The Empty Circle
Some people feel this emptiness as a lack. They feel that there is something tangible that is missing in their lives and attempt to fill it with whatever makes the feel better; drugs, sex, alcohol, food, shopping. It doesn’t seem to matter. They feel that if they can just get enough of whatever thing or experience has made them feel good in the past, that they can fill up this emptiness even if it is a temporary fulfillment.
Some people feel that this is a spiritual emptiness; a yearning for God. I’ve heard sermons where preachers claim that it is the voice of divinity or the Holy Spirit speaking to the heart; that if an individual just give up enough of themselves, surrenders themselves; that God will take away the pain and emptiness and fill it with something even better.
But what if it isn’t an emptiness at all?
Zen Buddhism has a symbol – an almost circle called an ensō. This almost circle is painted with a single brush stroke and it is symbolic of the moment when the mind is free to simply let the body/spirit create. It is said that with practice the mind can be taught to leave that center space open on purpose in order to give the body and the spirit room to create the life that you have always wanted.
Seemingly related is the center point of the Chinese Bagua; the eight sided (nine spaced) cosmological chart that is used in order to practice Feng Shui (the art of placement). In this particular practice the center point – the center space of the Bagua is always (if possible) left open and empty so as to invite in new energy and to give you room to create the type of home that you truly desire.
Indeed, what if this openness; this space inside of each heart is anything but empty?
Think about it. What if this space that we perceive of as emptiness and equate with loneliness and lack is actually a part of the system design of our body/soul interface?
It’s not that far-fetched really. All of the most useful and practical of machines are made not only with specifically designed working parts, but with spaces in which those parts can work. Gears have to turn. Levers have to shift. Even when it comes to computers, there has to be memory space in order for calculations to be made; places for all those ones and zeroes to gather and process.

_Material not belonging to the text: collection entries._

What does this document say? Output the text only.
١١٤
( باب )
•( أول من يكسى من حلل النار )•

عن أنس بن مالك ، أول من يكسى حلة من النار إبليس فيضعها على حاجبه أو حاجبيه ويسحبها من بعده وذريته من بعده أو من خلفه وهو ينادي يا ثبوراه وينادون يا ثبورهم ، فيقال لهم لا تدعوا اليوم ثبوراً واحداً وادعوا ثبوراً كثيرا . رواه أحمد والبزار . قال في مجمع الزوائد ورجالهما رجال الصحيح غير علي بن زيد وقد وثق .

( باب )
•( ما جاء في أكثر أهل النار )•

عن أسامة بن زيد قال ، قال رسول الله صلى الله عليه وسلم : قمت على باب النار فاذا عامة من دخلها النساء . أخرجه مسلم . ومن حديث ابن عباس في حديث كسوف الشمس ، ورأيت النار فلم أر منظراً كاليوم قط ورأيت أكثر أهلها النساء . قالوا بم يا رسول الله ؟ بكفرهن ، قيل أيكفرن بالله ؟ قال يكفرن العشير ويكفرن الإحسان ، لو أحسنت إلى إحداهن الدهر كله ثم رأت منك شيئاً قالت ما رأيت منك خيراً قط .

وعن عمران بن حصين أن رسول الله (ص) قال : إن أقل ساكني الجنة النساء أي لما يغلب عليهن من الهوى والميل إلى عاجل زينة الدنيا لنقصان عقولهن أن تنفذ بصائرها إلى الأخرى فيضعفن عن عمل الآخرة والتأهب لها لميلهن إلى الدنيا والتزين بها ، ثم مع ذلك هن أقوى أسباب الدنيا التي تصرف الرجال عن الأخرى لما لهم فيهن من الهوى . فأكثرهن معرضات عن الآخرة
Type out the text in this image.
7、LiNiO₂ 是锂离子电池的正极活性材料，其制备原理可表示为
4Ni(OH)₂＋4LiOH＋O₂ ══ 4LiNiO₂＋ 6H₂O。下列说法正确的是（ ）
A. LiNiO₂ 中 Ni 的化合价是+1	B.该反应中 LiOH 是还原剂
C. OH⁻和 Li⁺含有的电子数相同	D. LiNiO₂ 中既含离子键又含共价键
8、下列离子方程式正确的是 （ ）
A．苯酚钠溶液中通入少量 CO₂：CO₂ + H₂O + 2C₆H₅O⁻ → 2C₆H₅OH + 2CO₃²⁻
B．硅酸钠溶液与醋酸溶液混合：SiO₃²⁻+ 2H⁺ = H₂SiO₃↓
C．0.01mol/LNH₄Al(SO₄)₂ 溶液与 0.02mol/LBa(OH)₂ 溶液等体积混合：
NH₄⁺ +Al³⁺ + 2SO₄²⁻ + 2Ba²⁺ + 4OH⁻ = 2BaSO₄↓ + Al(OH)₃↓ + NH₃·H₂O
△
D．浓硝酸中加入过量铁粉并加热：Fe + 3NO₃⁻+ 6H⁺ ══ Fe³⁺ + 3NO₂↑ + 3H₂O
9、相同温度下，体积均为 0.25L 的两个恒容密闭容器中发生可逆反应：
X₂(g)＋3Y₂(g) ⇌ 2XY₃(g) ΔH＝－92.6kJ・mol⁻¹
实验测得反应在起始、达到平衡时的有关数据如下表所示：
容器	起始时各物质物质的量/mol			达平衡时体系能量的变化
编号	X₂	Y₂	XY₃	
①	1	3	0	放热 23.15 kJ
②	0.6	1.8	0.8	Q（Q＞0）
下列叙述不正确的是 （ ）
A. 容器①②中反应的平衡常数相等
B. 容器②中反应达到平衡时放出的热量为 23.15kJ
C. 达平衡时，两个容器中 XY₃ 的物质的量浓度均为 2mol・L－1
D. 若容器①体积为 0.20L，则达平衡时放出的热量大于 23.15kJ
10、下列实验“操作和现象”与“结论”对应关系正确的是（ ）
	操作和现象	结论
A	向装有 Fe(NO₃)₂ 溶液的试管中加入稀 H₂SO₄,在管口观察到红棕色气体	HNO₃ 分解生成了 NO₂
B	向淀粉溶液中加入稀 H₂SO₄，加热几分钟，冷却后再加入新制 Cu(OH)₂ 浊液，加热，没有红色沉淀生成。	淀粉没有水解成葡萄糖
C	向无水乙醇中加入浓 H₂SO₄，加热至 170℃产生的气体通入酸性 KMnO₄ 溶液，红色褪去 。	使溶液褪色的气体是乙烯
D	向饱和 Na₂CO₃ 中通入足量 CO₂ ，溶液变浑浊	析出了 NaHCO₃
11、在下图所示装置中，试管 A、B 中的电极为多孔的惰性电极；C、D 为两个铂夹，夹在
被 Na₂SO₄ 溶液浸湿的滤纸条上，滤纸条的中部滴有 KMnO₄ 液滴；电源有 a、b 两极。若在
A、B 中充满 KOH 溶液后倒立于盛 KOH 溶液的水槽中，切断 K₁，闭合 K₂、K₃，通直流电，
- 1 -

What if – instead of fighting the emptiness; instead of trying so desperately to fill it up, we instead embraced it?
What if we accepted that empty space inside of our minds, hearts and spirits as the space in which dreams come true; as the workspace of our souls where it can get to work on putting together the life that we have always wanted? What if it is here, in the emptiness that our conversations with our souls can begin?
Perhaps then the emptiness would take on an entirely different meaning. Instead of emptiness and loneliness we would find peace, comfort and understanding, and we would stop trying so desperately to fill something that is simply a necessary part of the way that we were designed.